Islamist Salafi organization in Germany

Die Wahre Religion (DWR, in English "The True Religion") was an Islamist Salafi organisation based in Germany that was founded in 2005 by Palestinian-born German Salafist Ibrahim Abou-Nagie. The organization is thought to have had around 500 active members. Die wahre Religion takes part in Koran distribution campaigns. The declared goal of the campaign under the name Lies! (meaning Read! in German) is to provide a Quran translation to every household in Germany. According to the founder, around 3.5 million copies were distributed by mid-2016. The organization was successfully banned in November 2016 by the German government following its proven recruitment of jihadists to fight in Syria and Iraq for the Islamic State of Iraq and the Levant, also known as ISIS.

==Ibrahim Abou-Nagie==

Die wahre Religion's founder is Gaza-born Palestinian Ibrahim Abou-Nagie (إبراهيم أبو ناجي), an immigrant Salafist preacher. He arrived in Germany in 1982 as an 18-year-old and claims to have run successful businesses, although those claims have not been substantiated. He became a German citizen in 1984. He describes a religious awakening in 2003 after which he became a preacher. Abou-Nagie promoted the idea of distributing Qurans to German passers-by. Abou-Nagie has been known to German security officials since 2005, the year he created a website described by officials as spreading extremist propaganda.

Abou-Nagie was alleged to have openly preached against democracy and other Western values, in a video proclaiming "Democracy is against Islam. And it is the opposite of Islam." He also opined that "If someone is married and commits adultery, he must be stoned." Abou Nagie has also said that homosexuals must be executed in order to "protect Muslims," and proclaimed that "disbelievers" will burn in hell. An attempt to prosecute Abou-Nagie on charges of incitement of religious hatred failed in 2012.
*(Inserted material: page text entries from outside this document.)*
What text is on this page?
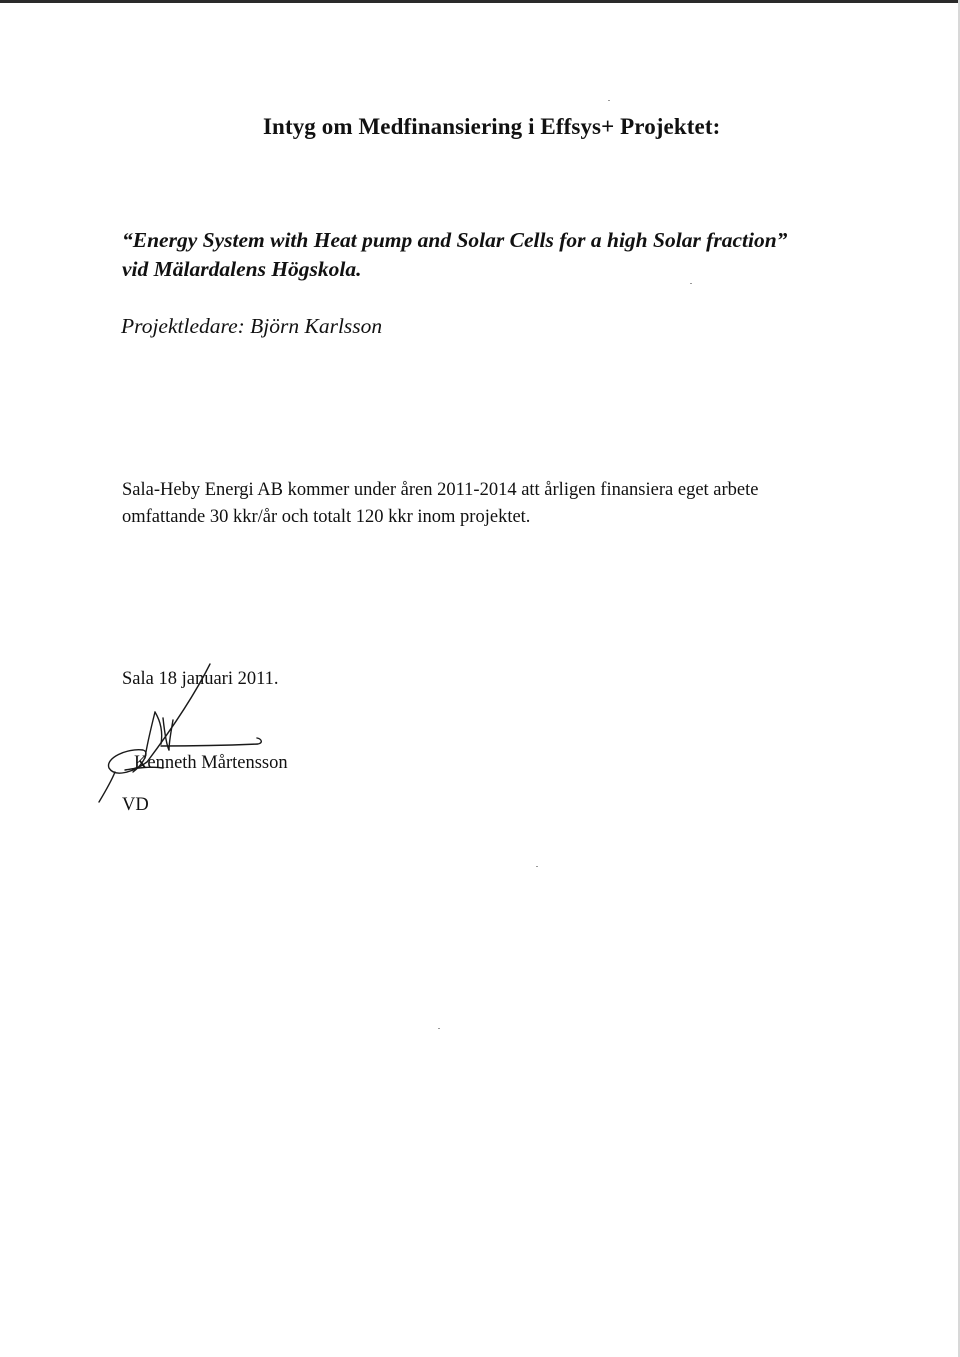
Intyg om Medfinansiering i Effsys+ Projektet:
“Energy System with Heat pump and Solar Cells for a high Solar fraction”
vid Mälardalens Högskola.
Projektledare: Björn Karlsson
Sala-Heby Energi AB kommer under åren 2011-2014 att årligen finansiera eget arbete
omfattande 30 kkr/år och totalt 120 kkr inom projektet.
Sala 18 januari 2011.
Kenneth Mårtensson
VD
==Quran distribution campaign==

The group's most well-known activity is a campaign of distributing Qurans published in German in Germany and also in Austria and German-speaking areas in Switzerland. The campaign is known in German as Lies! (German for Read!) and is active in several countries including the United Kingdom, France, Bahrain and Brazil under the general Arabic language name Iqraa! (اقرأ in Arabic). The word is derived from اقرأ باسم ربّك الّذي خلق (pronounced Iqraa' bismi rabbika allathi khalaq, meaning Read in the name of your God that created).

==November 2016 raids and ban==
The arrest on 8 November 2016 of Abu Walaa, a 32 year old Iraqi-born Hildesheim-based Salafi preacher, heralded a nationwide police crack down in Germany the following week on Islamist organizations including Die Wahre Religion. Beginning on November 15, 2016, German authorities conducted raids on 190 locations across the nation, thought to be linked to extremism. The police raids spanned ten cities and regions, including Die Wahre Religion offices in Berlin, Hamburg, Bremen, Bavaria, Baden-Württemberg and North Rhine-Westphalia.
securing material used in the promotion of "violent jihad."

According to German government sources, 140 of Die Wahre Religion members are known to have traveled to Iraq or Syria to fight for ISIS. Ibrahim Abou-Nagie, the founder of the organization was out of the country at the time of the raids.

DWR was banned by German authorities in November 2016. The Koran translation used by the group has been described as a "particularly hardline interpretation," while the group itself, in response to being banned, claimed that this meant the Koran had been banned in Germany. The group continues to be active in the UK and abroad after being banned in Germany.